For those who haven’t read the book, Tavris said her keynote address will be engineered to engage an audience who might be new to cognitive dissonance theory, without boring those who are familiar with the idea.
In addition to covering “the core of what cognitive dissonance is,” Tavris said she will discuss ways that the theory can be “applied to current events in society and our lives.”
Russel Romney, a UI senior and the member of the Common Read committee who will be introducing Tavris before her speech, said he is an avid reader and looks forward to meeting an author he admires in person.
“So rarely do you get to hear the personality and depth behind (an author’s work),” Romney said. Given the chance to meet the author of a book Romney describes as “profoundly uncomfortable,” Romney said he appreciates the book for its “self-informing” nature instead of “self-help.”
“(‘Mistakes’) makes us uncomfortable with our current selves,” Romney said. “I try to think about things objectively, and this book offered me (a) really insightful way to think about both my actions and the actions of others.”
Romney said he sees the transition into college as being an especially important time to develop self-awareness.
“(Freshmen) are entering a brand-new place, where they don’t have to be attached to their old selves,” Romney said. “It’s a critical time for them to be informed about themselves.”
Sarah Nelson, a member of the Common Read committee and UI Associate Professor of French, said she values the program for the “common intellectual experience” it provides to the incoming class. Nelson has been a member of the Common Read committee for almost four years, and said the program gives new UI students a sense of what college is really like.
“Talking about thoughts and ideas…that’s what college is really about,” Nelson said.

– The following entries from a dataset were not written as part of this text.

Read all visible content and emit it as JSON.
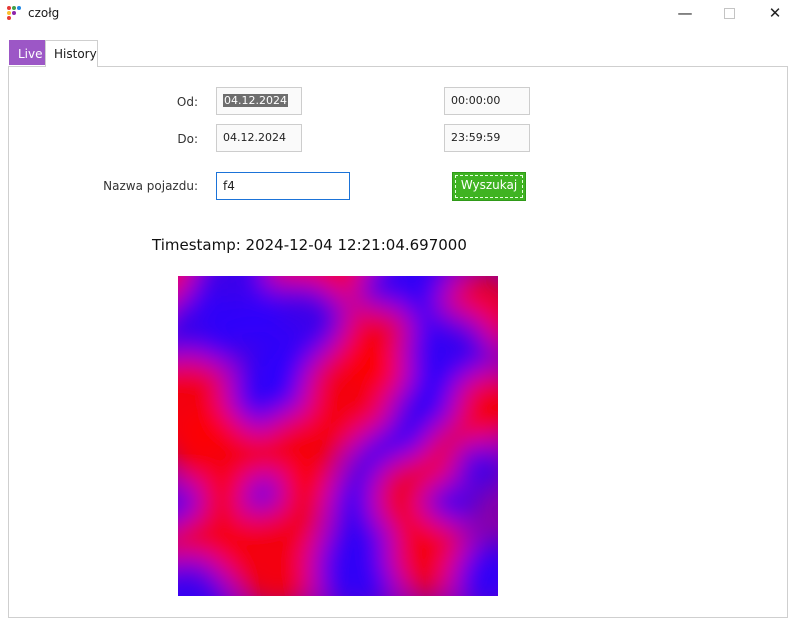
{
  "window": {
    "title": "czołg",
    "minimize": "—",
    "close": "✕"
  },
  "tabs": [
    {
      "label": "Live",
      "active": false
    },
    {
      "label": "History",
      "active": true
    }
  ],
  "form": {
    "from_label": "Od:",
    "from_date": "04.12.2024",
    "from_time": "00:00:00",
    "to_label": "Do:",
    "to_date": "04.12.2024",
    "to_time": "23:59:59",
    "vehicle_label": "Nazwa pojazdu:",
    "vehicle_value": "f4",
    "search_label": "Wyszukaj"
  },
  "result": {
    "timestamp": "Timestamp: 2024-12-04 12:21:04.697000",
    "heatmap_colors": {
      "low": "#2a00ff",
      "high": "#ff0000"
    }
  },
  "colors": {
    "tab_accent": "#9c57c6",
    "search_button": "#3fb322",
    "focus_border": "#1b73d8"
  }
}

Nelson said the selection process for the Common Read starts each year in November. UI students, faculty and staff are invited to nominate their favorite nonfiction books to the committee for review, with preference given to those which find a balance between “a serious academic level and being fun to read,” Nelson said.
More information about the Common Read can be found at www.uidaho.edu/class/general-education/common-read. The lecture will be held at 7 p.m. in the International Ballroom in the Bruce Pitman Center, and is free to the public.